Une médaille d’argent et un toutou
Équipe Canada, hommes et femmes, qui viennent de perdre en finale contre les États-Unis aux Jeux de Milano-Cortina. Défaite de 2-1 en prolongation. Le genre de match qui se joue sur un détail. Le genre de match qui fait mal longtemps.
Et là, médaille d’argent autour du cou.
Puis, dans la main.
Un toutou. Remis officiellement par les organisateurs, en même temps que la médaille. Une petite version de Tina, l’hermine blanche mascotte des Jeux.
Les caméras ont capté les visages. Pas des sourires. Pas des célébrations. Des regards vides. De la déception. Chez les femmes comme chez les hommes.
Nathan MacKinnon regarde la peluche, secoue la tête. Daryl Watts fixe le jouet quelques secondes avant de soupirer. Des extraits partagés partout.
C’est une tradition olympique. Tous les médaillés reçoivent une version miniature de la mascotte des Jeux avec leur médaille. Depuis des années.

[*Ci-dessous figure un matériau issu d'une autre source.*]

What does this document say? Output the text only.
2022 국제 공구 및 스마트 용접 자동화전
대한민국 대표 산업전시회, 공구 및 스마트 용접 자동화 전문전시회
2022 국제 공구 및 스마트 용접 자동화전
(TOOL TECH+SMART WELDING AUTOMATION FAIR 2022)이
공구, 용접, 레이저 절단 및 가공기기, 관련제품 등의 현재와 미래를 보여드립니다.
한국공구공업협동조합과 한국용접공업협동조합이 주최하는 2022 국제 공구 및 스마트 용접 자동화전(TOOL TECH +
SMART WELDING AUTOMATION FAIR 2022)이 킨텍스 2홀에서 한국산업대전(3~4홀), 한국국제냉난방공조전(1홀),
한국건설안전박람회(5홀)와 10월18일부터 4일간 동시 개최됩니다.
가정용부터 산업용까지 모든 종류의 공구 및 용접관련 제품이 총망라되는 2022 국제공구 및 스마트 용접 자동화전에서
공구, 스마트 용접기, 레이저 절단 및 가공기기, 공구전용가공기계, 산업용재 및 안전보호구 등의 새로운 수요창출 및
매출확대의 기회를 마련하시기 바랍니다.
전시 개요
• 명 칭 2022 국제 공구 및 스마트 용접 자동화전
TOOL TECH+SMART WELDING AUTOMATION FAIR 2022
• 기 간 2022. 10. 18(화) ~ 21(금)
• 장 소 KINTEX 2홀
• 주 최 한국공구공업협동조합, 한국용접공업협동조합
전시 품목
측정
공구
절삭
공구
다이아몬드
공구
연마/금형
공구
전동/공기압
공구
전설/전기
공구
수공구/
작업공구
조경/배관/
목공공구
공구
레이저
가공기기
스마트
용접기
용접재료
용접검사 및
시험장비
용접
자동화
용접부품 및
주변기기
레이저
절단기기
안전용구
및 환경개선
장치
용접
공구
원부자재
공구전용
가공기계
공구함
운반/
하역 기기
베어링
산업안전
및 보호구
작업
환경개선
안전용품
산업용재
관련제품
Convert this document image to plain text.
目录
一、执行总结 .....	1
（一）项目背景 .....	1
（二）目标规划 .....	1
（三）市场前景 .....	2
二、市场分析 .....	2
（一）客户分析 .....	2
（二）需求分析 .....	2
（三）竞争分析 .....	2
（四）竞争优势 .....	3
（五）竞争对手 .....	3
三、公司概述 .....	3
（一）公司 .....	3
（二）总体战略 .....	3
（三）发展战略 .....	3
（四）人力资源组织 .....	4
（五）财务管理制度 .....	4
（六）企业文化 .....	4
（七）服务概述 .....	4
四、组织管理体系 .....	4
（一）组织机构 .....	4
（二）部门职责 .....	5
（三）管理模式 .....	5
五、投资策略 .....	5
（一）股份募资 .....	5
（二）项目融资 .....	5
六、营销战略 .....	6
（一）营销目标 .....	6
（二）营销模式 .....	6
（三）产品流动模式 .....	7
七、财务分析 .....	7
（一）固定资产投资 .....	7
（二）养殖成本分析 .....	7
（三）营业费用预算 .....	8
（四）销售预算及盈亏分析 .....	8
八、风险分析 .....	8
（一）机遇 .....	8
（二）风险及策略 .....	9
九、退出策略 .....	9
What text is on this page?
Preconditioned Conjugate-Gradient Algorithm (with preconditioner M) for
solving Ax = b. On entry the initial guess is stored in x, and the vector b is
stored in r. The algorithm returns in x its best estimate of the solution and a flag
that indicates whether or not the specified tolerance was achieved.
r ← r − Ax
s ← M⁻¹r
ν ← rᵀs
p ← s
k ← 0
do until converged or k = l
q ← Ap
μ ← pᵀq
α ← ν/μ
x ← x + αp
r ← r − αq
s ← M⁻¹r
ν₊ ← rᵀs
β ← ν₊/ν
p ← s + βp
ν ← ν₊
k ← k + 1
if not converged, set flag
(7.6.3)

Cette année, il y a Tina, Milo et The Flo. Une hermine claire pour les Jeux olympiques, son petit frère plus foncé pour les paralympiques, et un groupe de perce-neige stylisés.
Quand tu perds une finale olympique, tu ne penses pas à la tradition. Tu ne penses pas au symbolisme. Tu penses à la rondelle en prolongation. À la passe manquée. À l’or qui était à un tir de distance.
Une médaille d’argent, objectivement, c’est gigantesque. Deuxième au monde. Mais émotionnellement, dans l’instant, ça peut ressembler à une défaite pure.
Les Olympiques nous rappellent que le sport, malgré toute sa dureté, reste un événement humain. Derrière les statistiques, il y a des émotions. Derrière les médailles, il y a des attentes. Derrière la performance, il y a des personnes.
La peluche ne console pas.
Mais elle humanise le moment.
Et peut-être que ce qui a dérangé, ce n’est pas le toutou. C’est de voir, sans filtre, la vulnérabilité d’athlètes qu’on associe à la force et au contrôle.